Run it locally with:

```bash
bun install
bun run dev
```

Validate the docs site with:

```bash
bun run check
bun run build
```

Deploy the docs worker with:

```bash
bun run deploy:docs
```

Production routing keeps `zodex.ashray.xyz` on the existing Cloudflare proxy worker. That worker forwards `/mcp`, `/mcp/*`, and `/health` to the live Sprite and sends all other paths to the `zodex-docs` worker origin.

The Astro docs content lives in `src/content/docs`, with site-wide navigation and metadata in `src/data/docs.ts`.

## Setup

The one canonical setup document is [docs/setup.md](docs/setup.md).

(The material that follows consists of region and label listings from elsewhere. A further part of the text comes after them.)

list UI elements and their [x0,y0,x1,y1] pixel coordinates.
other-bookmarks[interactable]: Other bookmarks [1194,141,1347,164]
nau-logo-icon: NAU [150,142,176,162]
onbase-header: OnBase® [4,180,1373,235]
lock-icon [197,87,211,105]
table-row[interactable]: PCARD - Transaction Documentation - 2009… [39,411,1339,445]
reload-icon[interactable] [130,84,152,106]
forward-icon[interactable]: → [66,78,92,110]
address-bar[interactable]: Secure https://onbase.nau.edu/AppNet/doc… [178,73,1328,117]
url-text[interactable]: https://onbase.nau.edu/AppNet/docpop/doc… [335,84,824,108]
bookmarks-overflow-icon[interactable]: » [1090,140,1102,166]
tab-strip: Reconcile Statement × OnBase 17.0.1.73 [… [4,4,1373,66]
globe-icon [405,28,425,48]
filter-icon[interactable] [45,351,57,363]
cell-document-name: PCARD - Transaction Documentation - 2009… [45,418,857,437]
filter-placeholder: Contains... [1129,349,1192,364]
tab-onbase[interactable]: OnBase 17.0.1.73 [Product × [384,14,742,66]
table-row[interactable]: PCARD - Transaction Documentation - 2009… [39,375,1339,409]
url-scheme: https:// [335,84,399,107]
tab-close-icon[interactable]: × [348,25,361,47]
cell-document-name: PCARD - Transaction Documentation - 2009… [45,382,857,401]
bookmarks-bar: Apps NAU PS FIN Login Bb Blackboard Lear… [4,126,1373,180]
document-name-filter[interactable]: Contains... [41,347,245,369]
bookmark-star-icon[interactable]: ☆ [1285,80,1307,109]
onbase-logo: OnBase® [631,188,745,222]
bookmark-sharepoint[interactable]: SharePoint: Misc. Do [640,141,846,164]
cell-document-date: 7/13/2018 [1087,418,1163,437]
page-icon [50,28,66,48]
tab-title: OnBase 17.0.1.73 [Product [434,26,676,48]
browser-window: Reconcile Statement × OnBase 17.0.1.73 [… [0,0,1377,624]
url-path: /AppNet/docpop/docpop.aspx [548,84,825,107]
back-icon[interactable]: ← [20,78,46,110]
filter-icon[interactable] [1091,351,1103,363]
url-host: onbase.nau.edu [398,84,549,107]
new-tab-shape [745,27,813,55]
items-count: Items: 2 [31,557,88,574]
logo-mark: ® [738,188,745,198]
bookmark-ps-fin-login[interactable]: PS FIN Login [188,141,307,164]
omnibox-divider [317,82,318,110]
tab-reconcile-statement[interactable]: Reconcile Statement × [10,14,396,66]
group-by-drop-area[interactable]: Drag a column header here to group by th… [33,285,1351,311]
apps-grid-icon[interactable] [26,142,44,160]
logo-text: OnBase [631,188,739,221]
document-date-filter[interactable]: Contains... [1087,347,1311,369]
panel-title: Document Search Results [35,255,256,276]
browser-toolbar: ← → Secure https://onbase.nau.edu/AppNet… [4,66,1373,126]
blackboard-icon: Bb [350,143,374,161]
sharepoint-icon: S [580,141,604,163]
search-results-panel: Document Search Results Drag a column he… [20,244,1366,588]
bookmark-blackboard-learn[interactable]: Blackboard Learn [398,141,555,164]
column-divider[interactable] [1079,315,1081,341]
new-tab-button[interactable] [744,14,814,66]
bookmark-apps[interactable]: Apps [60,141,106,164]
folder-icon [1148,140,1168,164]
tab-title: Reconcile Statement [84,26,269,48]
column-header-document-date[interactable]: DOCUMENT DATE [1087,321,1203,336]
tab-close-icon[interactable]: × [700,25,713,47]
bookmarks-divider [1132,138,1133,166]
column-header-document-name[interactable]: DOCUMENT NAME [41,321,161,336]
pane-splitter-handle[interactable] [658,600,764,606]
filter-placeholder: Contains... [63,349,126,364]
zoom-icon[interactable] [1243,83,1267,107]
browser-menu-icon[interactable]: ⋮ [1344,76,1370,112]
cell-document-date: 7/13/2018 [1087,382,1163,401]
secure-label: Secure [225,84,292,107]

The install path is the Rust operator CLI:

```bash
zodex sprite setup \
--sprite \
--repo amxv/zodex \
--reader-app-id \
--reader-pem /absolute/path/to/reader.pem \
--publisher-app-id \
--publisher-pem /absolute/path/to/push-grant-app.pem \
--url-auth sprite
```

For day-to-day push grants, set `publisher_client_id` in `/etc/zodex/config.toml` or export `ZODEX_PUBLISHER_CLIENT_ID` in the environment where you run the command.
The publisher app key remains available for the internal `zodex-prd` publish flow.
After setup, the Sprite guest keeps `zodex-agent`, `zodexd`, and `zodex-prd` on-box; the full `zodex` operator CLI remains an operator-machine tool.
The Sprite agent should use `zodex-agent`, not the full `zodex` operator CLI, for `show-url`, Git credential helper access, and local push auth.

## Proxy Front Door

Useful commands:

```bash
zodex proxy inspect --sprite
zodex proxy verify-origin --sprite
cd proxy/cloudflare-worker
# set vars.SPRITE_ORIGIN in wrangler.jsonc first
npx wrangler deploy
```

Treat the proxy or its custom domain as the default public MCP front door for Sprite deployments unless the raw Sprite URL has been re-validated against the MCP clients you care about.

## Core Commands

```bash
zodex sprite status --sprite
zodex sprite logs --sprite --service zodexd --lines 100
zodex sprite sync --sprite --force-recreate
zodex sprite upgrade --sprite
zodex-agent github request-push --repo
zodex github grant-push --sprite --repo
zodex-agent github list-grants
zodex-agent github publish-pr --repo --title "Title"
zodex-agent github revoke-push --repo
zodex-agent show-url --host
```

## Access Model

- Read access comes from the reader GitHub App.
- Write access is temporary, explicit, and repo-scoped.
- The preferred write grant path is `zodex-agent github request-push`, which uses GitHub App device flow directly on the Sprite with a repo-scoped local grant and a default `30m` TTL.
- The remote operator path `zodex github grant-push --sprite ...` remains supported and keeps local refresh-token cache behavior unless explicitly forgotten.
- The agent should not run as root.
- The operator or agent should treat `zodex-agent github request-push` or `zodex github grant-push`, followed by revoke, as part of every push.